How CUDA constant memory allocation works?

I'd like to get some insight about how constant memory is allocated (using CUDA 4.2). I know that the total available constant memory is 64KB. But when is this memory actually allocated on the device? Is this limit apply to each kernel, cuda context or for the whole application?
Let's say there are several kernels in a .cu file, each using less than 64K constant memory. But the total constant memory usage is more than 64K. Is it possible to call these kernels sequentially? What happens if they are called concurrently using different streams?

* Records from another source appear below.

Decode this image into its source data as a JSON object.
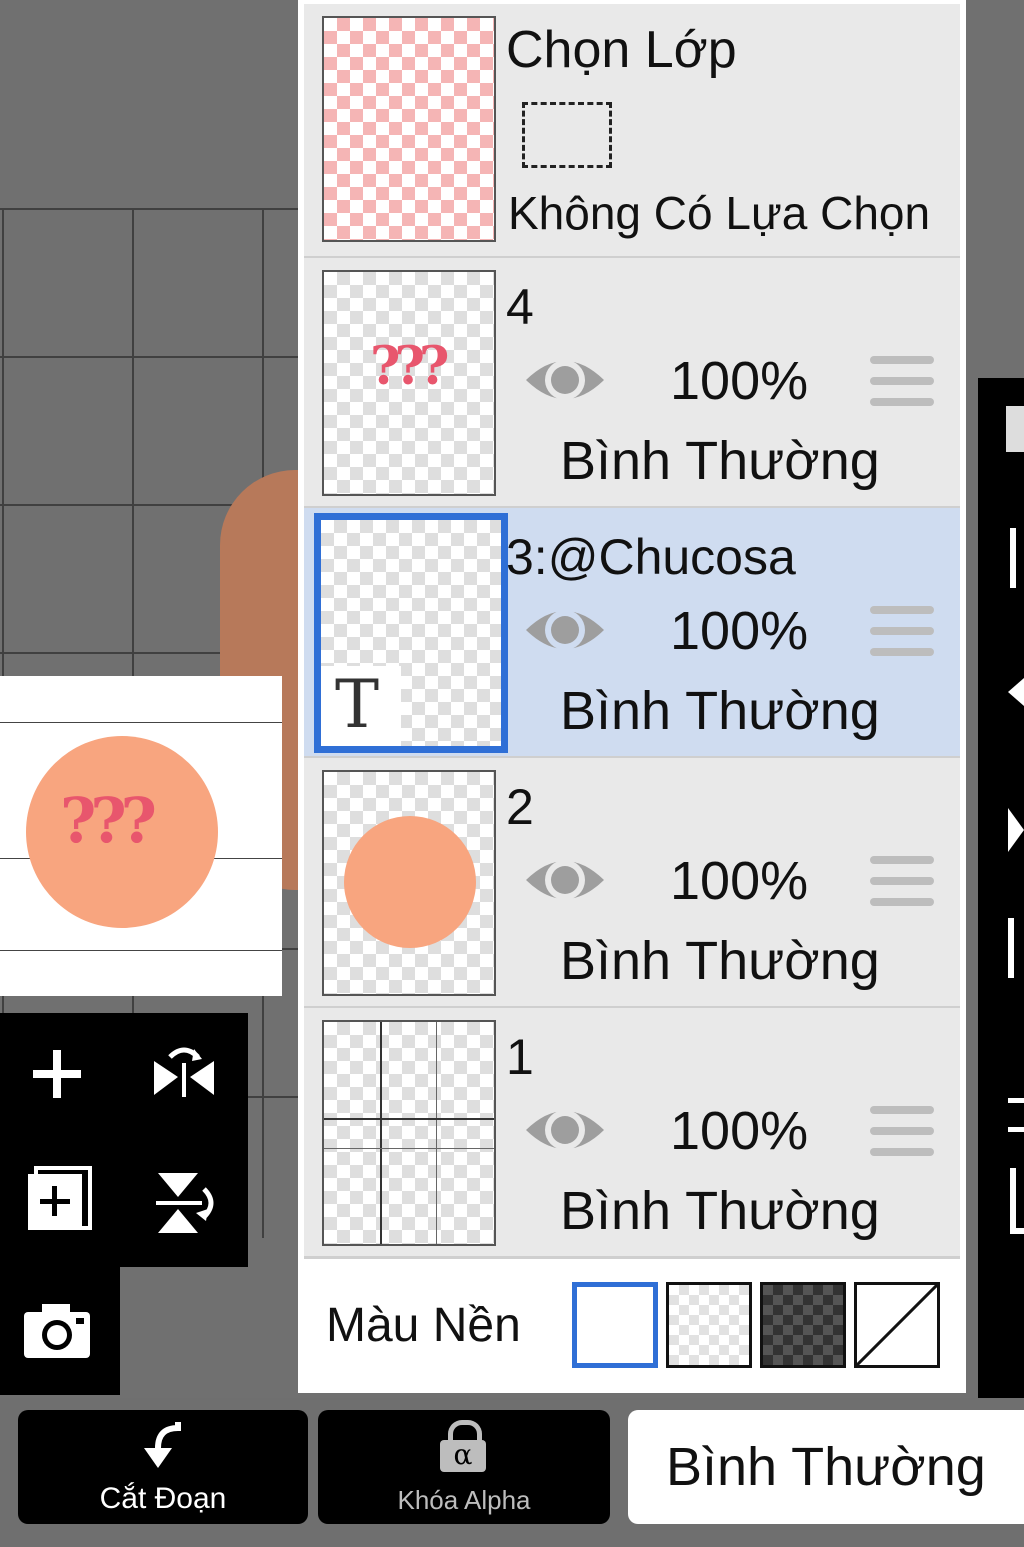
{
  "selection": {
    "title": "Chọn Lớp",
    "status": "Không Có Lựa Chọn"
  },
  "layers": [
    {
      "name": "4",
      "opacity": "100%",
      "blend": "Bình Thường",
      "selected": false
    },
    {
      "name": "3:@Chucosa",
      "opacity": "100%",
      "blend": "Bình Thường",
      "selected": true,
      "thumb_glyph": "T"
    },
    {
      "name": "2",
      "opacity": "100%",
      "blend": "Bình Thường",
      "selected": false
    },
    {
      "name": "1",
      "opacity": "100%",
      "blend": "Bình Thường",
      "selected": false
    }
  ],
  "background": {
    "label": "Màu Nền",
    "options": [
      "white",
      "transparent-light",
      "transparent-dark",
      "none"
    ],
    "selected": "white"
  },
  "preview": {
    "text": "???"
  },
  "bottom_bar": {
    "clip_label": "Cắt Đoạn",
    "alpha_lock_label": "Khóa Alpha",
    "alpha_glyph": "α",
    "blend_mode": "Bình Thường"
  },
  "tools": {
    "add_layer": "add-layer",
    "flip_horizontal": "flip-horizontal",
    "add_layer_copy": "add-layer-copy",
    "flip_vertical": "flip-vertical",
    "camera": "camera"
  },
  "colors": {
    "accent": "#2f6fd6",
    "selected_row": "#cfdcf0",
    "panel_bg": "#e9e9e9",
    "circle": "#f8a57f",
    "question_marks": "#e8566d"
  }
}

What happens if there is a large CUDA dynamic library with lots of kernels each using different amounts of constant memory?
What happens if there are two applications each requiring more than half of the available constant memory? The first application runs fine, but when will the second app fail? At app start, at cudaMemcpyToSymbol() calls or at kernel execution?
Parallel Thread Execution ISA Version 3.1 section 5.1.3 discusses constant banks.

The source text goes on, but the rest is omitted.